In order to accept the Change of Control Offer, the Holder must deliver to the Paying Agent, at least five Business Days prior to the Change of Control Payment Date, this Note together with the form entitled “Election Form” (which form is annexed hereto) duly completed, or a telegram, telex, facsimile transmission or a letter from a member of a national securities exchange, or the Financial Industry Regulatory Authority or a commercial bank or trust company in the United States setting forth:
(i) the name of the Holder of this Note;
(ii) the principal amount of this Note;
(iii) the principal amount of this Note to be repurchased;
(iv) the certificate number or a description of the tenor and terms of this Note;
(v) a statement that the Holder is accepting the Change of Control Offer; and
(vi) a guarantee that this Note, together with the form entitled “Election Form” duly completed, will be received by the Paying Agent at least five Business Days prior to the Change of Control Payment Date.
Any exercise by a Holder of its election to accept the Change of Control Offer shall be irrevocable. The Change of Control Offer may be accepted for less than the entire principal amount of this Note, but in that event the principal amount of this Note remaining outstanding after repurchase must be equal to $2,000 or an integral multiple of $1,000 in excess thereof.

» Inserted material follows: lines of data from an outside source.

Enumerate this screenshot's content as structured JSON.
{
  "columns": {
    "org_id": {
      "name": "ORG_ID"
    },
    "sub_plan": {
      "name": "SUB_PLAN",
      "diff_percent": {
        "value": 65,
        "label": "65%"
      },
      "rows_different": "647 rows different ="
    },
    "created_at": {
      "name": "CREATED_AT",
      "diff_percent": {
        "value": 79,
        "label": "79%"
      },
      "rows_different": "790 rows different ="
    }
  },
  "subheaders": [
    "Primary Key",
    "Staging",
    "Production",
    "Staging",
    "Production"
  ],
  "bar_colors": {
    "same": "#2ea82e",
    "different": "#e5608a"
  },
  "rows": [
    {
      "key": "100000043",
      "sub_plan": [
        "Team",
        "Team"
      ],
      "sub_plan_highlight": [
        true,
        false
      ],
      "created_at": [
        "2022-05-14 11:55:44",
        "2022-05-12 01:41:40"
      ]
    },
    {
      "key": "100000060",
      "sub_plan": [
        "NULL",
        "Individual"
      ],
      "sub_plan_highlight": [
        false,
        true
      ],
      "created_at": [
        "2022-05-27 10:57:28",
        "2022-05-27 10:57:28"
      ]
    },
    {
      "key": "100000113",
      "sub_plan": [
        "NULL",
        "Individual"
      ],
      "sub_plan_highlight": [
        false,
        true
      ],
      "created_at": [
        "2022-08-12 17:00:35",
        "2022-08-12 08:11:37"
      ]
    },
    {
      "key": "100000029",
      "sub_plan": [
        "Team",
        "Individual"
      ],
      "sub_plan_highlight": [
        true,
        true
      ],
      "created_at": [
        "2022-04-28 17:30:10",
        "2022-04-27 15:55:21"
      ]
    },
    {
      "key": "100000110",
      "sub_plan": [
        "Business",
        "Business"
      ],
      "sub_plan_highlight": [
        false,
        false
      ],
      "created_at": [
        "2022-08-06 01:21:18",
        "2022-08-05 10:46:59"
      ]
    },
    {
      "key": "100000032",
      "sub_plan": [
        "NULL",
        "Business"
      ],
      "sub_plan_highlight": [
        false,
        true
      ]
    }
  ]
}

On the Change of Control Payment Date, the Company shall, to the extent lawful:
(i) accept for payment all Notes of this series or portions of such Notes properly tendered pursuant to the Change of Control Offer;
(ii) deposit with the Paying Agent an amount equal to the Change of Control Payment in respect of all Notes of this series or portions of such Notes properly tendered; and
(iii) deliver or cause to be delivered to the Trustee the Notes of this series properly accepted together with an Officers’ Certificate stating the aggregate principal amount of Notes of this series or portions of such Notes being repurchased.
The Company shall not be required to make a Change of Control Offer upon the occurrence of a Change of Control Triggering Event if a third party makes such an offer in the manner, at the times and otherwise in compliance with the requirements for an offer made by the Company and the third party purchases all Notes of this series properly tendered and not withdrawn under its offer. In addition, the Company shall not repurchase any Notes of this series if there has occurred and is continuing on the Change of Control Payment Date an Event of Default under the Indenture, other than a default in the payment of the Change of Control Payment upon a Change of Control Triggering Event.
The Company shall comply with the requirements of Rule14e-1 under the Securities Exchange Act of 1934, as amended (the “Exchange Act”), and any other securities laws and regulations thereunder to the extent those laws and regulations are applicable in connection with the repurchase of the Notes of this series as a result of a Change of Control Triggering Event. To the extent that the provisions of any such securities laws or regulations conflict with the Change of Control Offer provisions of the Notes of this series, the Company shall comply with those securities laws and regulations and shall not be deemed to have breached its obligations under the Change of Control Offer provisions of the Notes of this series by virtue of any such conflict.